嘘はついてないのでありがたく寝させてもらおう。
眠りに落ちる少し前に、惣司の手が優しく頭を撫でてくれた気がした。
***
「起きろ」
「ぅぅ……あと1時間……」
「寝過ぎだ夜寝れなくなるぞ!」
もはやおかんのような起こし方。
どうやらもう放課後らしい。
少しオレンジがかった空を背景に惣司が顔を覗いていた。
そういえば、起きた後に教室に戻るのもあれだったから屋上に来ていたんだった。
「屋上で寝るなよ、何かあったらどうするんだ」
「何かって?」
「それは、風邪ひくかもしれないし、誰かに悪戯されるかもしれないだろ」
確かにそれがないとは言い切れない。それに固いコンクリートは寝るのに適してはいないだろう。

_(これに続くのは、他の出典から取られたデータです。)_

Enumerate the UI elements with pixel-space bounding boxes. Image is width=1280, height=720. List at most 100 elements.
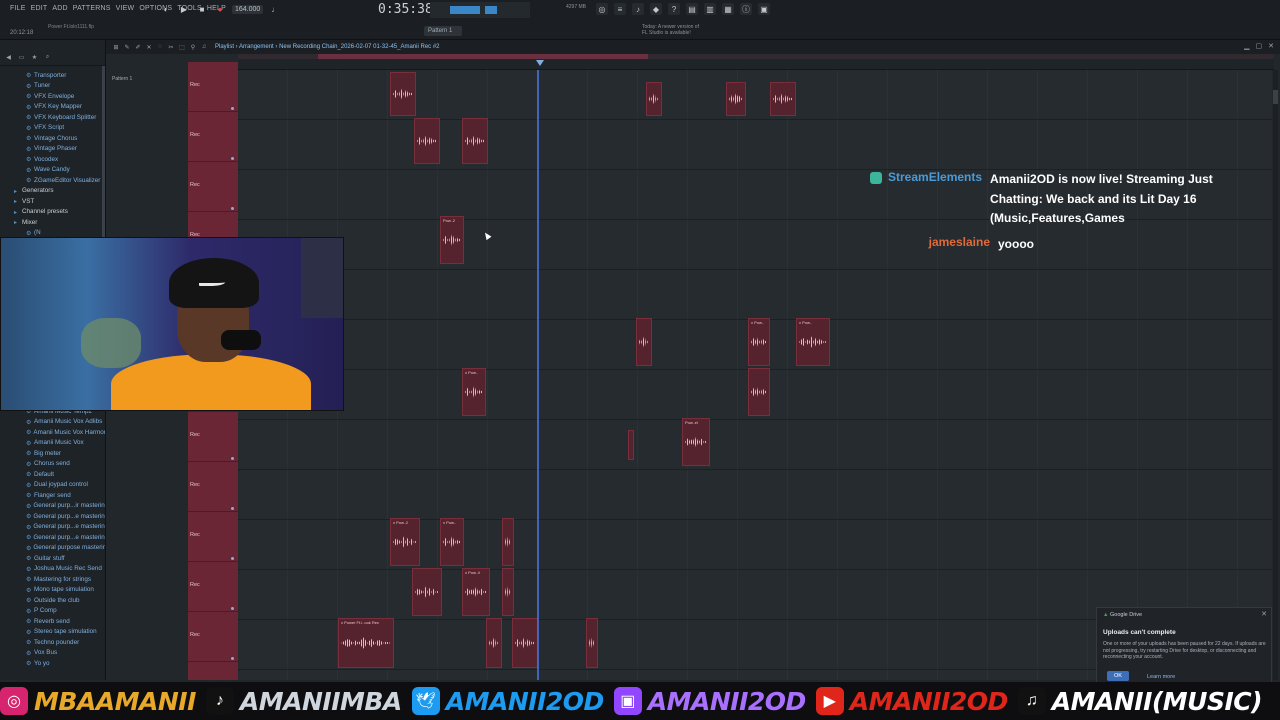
timeline-ruler[interactable] [238,54,1274,70]
audio-clip[interactable] [628,430,634,460]
collapse-icon[interactable]: ▭ [17,53,26,62]
mute-tool-icon[interactable]: ◌ [156,43,164,51]
browser-item[interactable]: ⚙General purp...e mastering 4 [4,532,105,543]
search-icon[interactable]: ⌕ [43,53,52,62]
ok-button[interactable]: OK [1107,671,1129,681]
close-icon[interactable]: ✕ [1268,42,1274,50]
breadcrumb-pattern[interactable]: New Recording Chain_2026-02-07 01-32-45_… [279,44,439,50]
track-mute-led[interactable] [231,507,234,510]
menu-edit[interactable]: EDIT [31,5,48,12]
mixer-icon[interactable]: ≡ [614,3,626,15]
audio-clip[interactable] [646,82,662,116]
browser-item[interactable]: ⚙ Vox Bus [4,648,105,659]
browser-item[interactable]: ⚙ Tuner [4,81,105,92]
browser-item[interactable]: ⚙ Flanger send [4,490,105,501]
record-button[interactable]: ● [214,3,226,15]
browser-item[interactable]: ⚙ Techno pounder [4,637,105,648]
audio-clip[interactable] [512,618,538,668]
menu-patterns[interactable]: PATTERNS [73,5,111,12]
track-header[interactable]: Rec [188,162,238,212]
audio-clip[interactable]: x Pow..il [462,568,490,616]
breadcrumb-arrangement[interactable]: Arrangement [239,44,274,50]
audio-clip[interactable]: Pow..2 [440,216,464,264]
track-mute-led[interactable] [231,557,234,560]
audio-clip[interactable] [462,118,488,164]
browser-item[interactable]: ⚙ General purpose mastering [4,543,105,554]
news-ticker[interactable]: Today: A newer version of FL Studio is a… [642,24,702,36]
browser-item[interactable]: ⚙ VFX Keyboard Splitter [4,112,105,123]
tempo-display[interactable]: 164.000 [232,4,264,14]
playlist-icon[interactable]: ▣ [758,3,770,15]
playlist-scrollbar[interactable] [1273,70,1278,680]
audio-clip[interactable] [486,618,502,668]
time-display[interactable]: 0:35:38 [378,2,433,17]
browser-item[interactable]: ⚙ General purp...ir mastering [4,501,105,512]
audio-clip[interactable]: Pow..el [682,418,710,466]
browser-folder[interactable]: ▸ Channel presets [4,207,105,218]
audio-clip[interactable]: x Pow..2 [390,518,420,566]
track-header[interactable]: Rec [188,512,238,562]
audio-clip[interactable] [412,568,442,616]
cpu-icon[interactable]: ◎ [596,3,608,15]
audio-clip[interactable]: x Pow.. [796,318,830,366]
pattern-selector[interactable]: Pattern 1 [424,26,462,36]
track-header[interactable]: Rec [188,62,238,112]
delete-tool-icon[interactable]: ✕ [145,43,153,51]
track-header[interactable]: Rec [188,112,238,162]
browser-folder[interactable]: ▸ Mixer [4,217,105,228]
slice-tool-icon[interactable]: ✂ [167,43,175,51]
browser-item[interactable]: ⚙ Amanii Music Vox Adlibs [4,417,105,428]
piano-roll-icon[interactable]: ▥ [704,3,716,15]
browser-item[interactable]: ⚙ Vintage Chorus [4,133,105,144]
mic-icon[interactable]: ♪ [632,3,644,15]
browser-item[interactable]: ⚙ Vintage Phaser [4,144,105,155]
browser-scrollbar[interactable] [102,66,105,256]
menu-view[interactable]: VIEW [116,5,135,12]
track-header[interactable]: Rec [188,412,238,462]
audio-clip[interactable] [502,568,514,616]
browser-item[interactable]: ⚙Amanii Music Vox Harmonies [4,427,105,438]
plugin-icon[interactable]: ◆ [650,3,662,15]
back-icon[interactable]: ◀ [4,53,13,62]
minimize-icon[interactable]: ▁ [1244,42,1249,50]
browser-folder[interactable]: ▸ Generators [4,186,105,197]
metronome-icon[interactable]: ♩ [269,3,281,15]
browser-item[interactable]: ⚙ Outside the club [4,595,105,606]
browser-item[interactable]: ⚙ VFX Envelope [4,91,105,102]
browser-folder[interactable]: ▸ VST [4,196,105,207]
browser-icon[interactable]: ▤ [686,3,698,15]
channel-rack-icon[interactable]: ▦ [722,3,734,15]
draw-tool-icon[interactable]: ✎ [123,43,131,51]
browser-item[interactable]: ⚙ Vocodex [4,154,105,165]
browser-item[interactable]: ⚙ P Comp [4,606,105,617]
browser-item[interactable]: ⚙ ZGameEditor Visualizer [4,175,105,186]
info-icon[interactable]: ⓘ [740,3,752,15]
zoom-tool-icon[interactable]: ⚲ [189,43,197,51]
close-icon[interactable]: ✕ [1261,610,1267,618]
select-tool-icon[interactable]: ⬚ [178,43,186,51]
track-mute-led[interactable] [231,457,234,460]
browser-item[interactable]: ⚙ Stereo tape simulation [4,627,105,638]
audio-clip[interactable] [770,82,796,116]
audio-clip[interactable] [748,368,770,416]
maximize-icon[interactable]: ▢ [1256,42,1263,50]
browser-item[interactable]: ⚙ Mastering for strings [4,574,105,585]
track-mute-led[interactable] [231,657,234,660]
track-header[interactable]: Rec [188,462,238,512]
browser-item[interactable]: ⚙ Mono tape simulation [4,585,105,596]
browser-item[interactable]: ⚙ Transporter [4,70,105,81]
play-button[interactable]: ▶ [178,3,190,15]
browser-item[interactable]: ⚙ Default [4,469,105,480]
track-mute-led[interactable] [231,157,234,160]
stop-button[interactable]: ■ [196,3,208,15]
audio-clip[interactable] [636,318,652,366]
song-position-marker[interactable] [536,60,544,66]
learn-more-link[interactable]: Learn more [1147,674,1175,680]
browser-item[interactable]: ⚙ VFX Key Mapper [4,102,105,113]
browser-item[interactable]: ⚙ Joshua Music Rec Send [4,564,105,575]
browser-item[interactable]: ⚙ Reverb send [4,616,105,627]
track-mute-led[interactable] [231,107,234,110]
paint-tool-icon[interactable]: ✐ [134,43,142,51]
browser-item[interactable]: ⚙ VFX Script [4,123,105,134]
loop-region[interactable] [318,54,648,59]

やはり教室の方がいいか。いや、教室だと静かに眠れないからなぁ。
「まず寝るんじゃないぞ」
さすが幼なじみ。考えることなどお見通しか。
「ほら立て」
差し出された手を掴めば、力強く引っ張られて起き上がらされた。
いつからか私より大きくなった手と、易々と起き上がらせて支えられるほどの力。
「帰るぞ」
それでもグチグチと言いながらも世話してくれる所は変わらない。
その手には教室にあったはずの私の鞄も握られていた。
次の日の朝、迎えに来た惣司の頭からうさぎの耳は消えていた。やはりあれは幻覚だったのだろうか。
今日も腕を引く惣司を意味もなく見つめていた。